Experimental evolution of 10 independent lineages was accomplished by serial batch culture of each lineage for 500 generations in 10 ml M9 with 2 g/liter glucose as sole carbon source and 5 ml/liter stock E (Stanier *et al.* 1966) in 50-ml flasks, which were shaken at 225 rpm at 30°. This medium supported a stationary-phase density of ∼4 × 10^{9}/ml. Five lineages were founded from *E. coli* K12(pB10) and five from *E. coli* K12::Km(pB10). Every 24 hr, 39 μl of each population was transferred to fresh media. The regime permitted 8 generations of binary fission every day. At 100-generation intervals a 1-ml sample of each population was mixed with 0.3 ml glycerol and archived at −80°. The founding populations were archived in the same way.

#### Screening for tetracycline-sensitive clones:

At weekly intervals from day 14 on, a sample from three lineages of each K12(pB10) and K12::Km(pB10) was plated on LB and colonies were picked onto LBTc, LBAmx, and LB. Colonies that scored Tc^{−}Amx^{+}Sm^{+} were archived at −80°. From both archived start cultures, *E. coli* K12(pB10) and *E. coli* K12::Km(pB10), a sample was plated on LB, and 1000 colonies were picked onto LBTc, LBAmx, and LB. Samples from the frozen cultures that were archived every 100 generations were plated onto LB and colonies (see Table 1 for sample size) were picked onto LBTc, LBAmx, and LB.

#### Plasmid extraction and restriction enzyme analysis:

Plasmids were extracted from cells grown in LBTc or LBAmx using the QIAprep spin miniprep kit according to the manufacturer's instructions (QIAGEN, Valencia, CA) and digested with *Hin*dIII or *Not*I (Invitrogen, Carlsbad, CA). Samples were loaded on a 0.8% agarose gel and run for ∼16.5 hr at 30 V. The gels were stained with ethidium bromide and the bands were visualized by UV light.

#### PCR and sequencing:

PCR was used to assess the occurrence of recombination between the direct repeats that flank the tetracycline-resistance operon. These primers (forward, 5′-GACGGCGGCCTGGAGACAAGTC; reverse, 5′-TTTGCTCGGTGCCCTTTCGGGTAA) targeted the regions on the plasmid (Schlüter *et al.* 2003) just outside the direct repeat sequences as described previously (Flores *et al.* 2000). If no recombination has taken place and the tetracycline-resistance operon is still present in the plasmid, the annealed primers would be separated by an ∼6.4-kb stretch and the PCR reaction would not continue. If recombination has occurred and the tetracycline-resistance genes have been lost, the primers would be separated by ∼900 bp and a PCR product of that size would be formed. PCR products were cleaned with the MiniElute PCR purification kit according to the manufacturer's instructions (QIAGEN).

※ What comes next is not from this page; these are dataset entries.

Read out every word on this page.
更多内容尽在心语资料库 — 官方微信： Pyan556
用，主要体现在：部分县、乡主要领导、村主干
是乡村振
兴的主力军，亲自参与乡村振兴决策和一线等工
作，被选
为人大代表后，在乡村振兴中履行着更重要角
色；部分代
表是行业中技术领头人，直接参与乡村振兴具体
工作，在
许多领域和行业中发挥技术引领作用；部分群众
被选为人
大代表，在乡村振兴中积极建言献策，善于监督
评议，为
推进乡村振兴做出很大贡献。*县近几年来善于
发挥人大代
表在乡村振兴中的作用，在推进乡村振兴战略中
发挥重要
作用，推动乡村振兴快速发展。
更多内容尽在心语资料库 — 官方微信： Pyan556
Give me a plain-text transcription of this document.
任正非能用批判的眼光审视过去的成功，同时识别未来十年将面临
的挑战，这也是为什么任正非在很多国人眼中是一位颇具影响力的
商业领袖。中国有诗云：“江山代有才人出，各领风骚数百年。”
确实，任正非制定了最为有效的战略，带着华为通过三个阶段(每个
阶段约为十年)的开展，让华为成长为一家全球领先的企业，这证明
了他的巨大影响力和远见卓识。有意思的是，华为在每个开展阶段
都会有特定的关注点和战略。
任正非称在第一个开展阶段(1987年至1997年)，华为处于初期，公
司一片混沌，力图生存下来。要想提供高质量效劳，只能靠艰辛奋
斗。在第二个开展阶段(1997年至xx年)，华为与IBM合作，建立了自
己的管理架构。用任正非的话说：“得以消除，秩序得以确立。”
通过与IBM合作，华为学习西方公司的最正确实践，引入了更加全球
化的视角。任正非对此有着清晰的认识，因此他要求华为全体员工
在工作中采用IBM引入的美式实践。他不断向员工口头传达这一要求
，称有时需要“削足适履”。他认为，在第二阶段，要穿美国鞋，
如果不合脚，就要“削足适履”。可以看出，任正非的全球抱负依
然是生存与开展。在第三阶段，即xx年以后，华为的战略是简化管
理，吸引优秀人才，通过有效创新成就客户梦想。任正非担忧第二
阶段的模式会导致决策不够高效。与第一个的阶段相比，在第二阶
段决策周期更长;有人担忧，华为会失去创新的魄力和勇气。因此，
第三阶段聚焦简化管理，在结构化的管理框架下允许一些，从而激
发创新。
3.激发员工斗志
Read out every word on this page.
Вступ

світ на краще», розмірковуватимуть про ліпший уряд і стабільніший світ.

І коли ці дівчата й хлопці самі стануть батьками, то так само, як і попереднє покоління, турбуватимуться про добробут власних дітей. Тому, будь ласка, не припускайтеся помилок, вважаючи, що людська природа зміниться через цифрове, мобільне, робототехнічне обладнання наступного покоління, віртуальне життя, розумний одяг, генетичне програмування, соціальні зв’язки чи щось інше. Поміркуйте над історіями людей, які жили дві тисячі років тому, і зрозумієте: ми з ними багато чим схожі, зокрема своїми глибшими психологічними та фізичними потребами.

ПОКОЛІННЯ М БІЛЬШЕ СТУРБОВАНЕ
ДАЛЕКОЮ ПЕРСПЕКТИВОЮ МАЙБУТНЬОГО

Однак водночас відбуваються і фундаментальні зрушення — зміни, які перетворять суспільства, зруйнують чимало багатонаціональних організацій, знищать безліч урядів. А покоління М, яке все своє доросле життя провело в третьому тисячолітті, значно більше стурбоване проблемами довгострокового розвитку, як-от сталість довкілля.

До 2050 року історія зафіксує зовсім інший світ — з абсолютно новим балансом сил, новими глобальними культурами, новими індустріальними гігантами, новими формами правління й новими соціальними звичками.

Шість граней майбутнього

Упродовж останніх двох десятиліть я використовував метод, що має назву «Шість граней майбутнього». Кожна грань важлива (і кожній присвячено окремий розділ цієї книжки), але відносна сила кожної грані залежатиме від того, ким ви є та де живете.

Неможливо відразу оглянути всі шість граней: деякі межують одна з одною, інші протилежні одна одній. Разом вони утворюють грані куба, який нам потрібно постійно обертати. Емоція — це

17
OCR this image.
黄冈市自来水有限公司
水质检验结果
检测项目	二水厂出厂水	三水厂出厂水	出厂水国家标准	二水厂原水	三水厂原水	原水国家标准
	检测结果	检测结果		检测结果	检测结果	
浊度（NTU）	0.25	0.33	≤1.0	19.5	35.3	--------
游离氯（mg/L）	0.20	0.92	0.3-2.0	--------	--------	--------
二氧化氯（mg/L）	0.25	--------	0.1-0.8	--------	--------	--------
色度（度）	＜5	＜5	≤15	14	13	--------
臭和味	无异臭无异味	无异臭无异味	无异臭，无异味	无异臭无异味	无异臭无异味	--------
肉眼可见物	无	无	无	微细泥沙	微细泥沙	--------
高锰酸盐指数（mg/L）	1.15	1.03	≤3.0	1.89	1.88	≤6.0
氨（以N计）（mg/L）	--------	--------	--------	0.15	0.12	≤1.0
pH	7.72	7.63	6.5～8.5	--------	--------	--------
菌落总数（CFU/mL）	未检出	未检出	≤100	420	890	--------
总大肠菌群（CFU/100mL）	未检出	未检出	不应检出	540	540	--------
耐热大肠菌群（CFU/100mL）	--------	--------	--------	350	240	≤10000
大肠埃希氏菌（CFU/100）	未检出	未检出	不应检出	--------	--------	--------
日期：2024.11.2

To sequence the 900-bp fragment, 2 μl of PCR product was mixed with 1 μl of either the forward or the reverse primer and 3 μl ddH_{2}O and put at 95° for 5 min, after which it was cooled down to 50°. Then, 4 μl of BigDye Terminator cycle sequencing ready reaction mix (Version 3.0; Perkin-Elmer, Foster City, CA) was added. Cycle sequencing conditions (Peltier Thermal Cycler-200; MJ Research, Reno, NV) were as follows: 95° for 30 sec, 50° for 20 sec, 60° for 4 min, with a total of 44 cycles performed. The sequencing products were cleaned with the DyeEx 2.0 spin kit (QIAGEN) for dye-terminator removal, followed by vacuum centrifuging for 10 min, after which 10 μl formamide was added and the samples were put at 96° for 3 min. They were kept on ice before running on a POP6 polymer on a 3100 DNA automated capillary sequencer (Applied Biosystems, Foster City, CA).

#### Electroporation:

To obtain ancestral strains carrying evolved, mutated pB10 plasmids, *E. coli* K12 cells were prepared for electroporation according to Enderle and Farwell (1998). Approximately 200 ng of plasmid DNA was added to each of the cell suspensions and the mixtures were brought into electroporation cuvettes (1 mm gap, 100 μl volume; Eppendorf, Hamburg, Germany) and electroporated at 2.5 kV (25 μF, 200 Ω). The suspensions were then immediately transferred to SOC medium (Sambrook and Russel 2001), incubated for 1 hr at 37°, and plated on selective media after which the presence of the appropriate plasmid was confirmed.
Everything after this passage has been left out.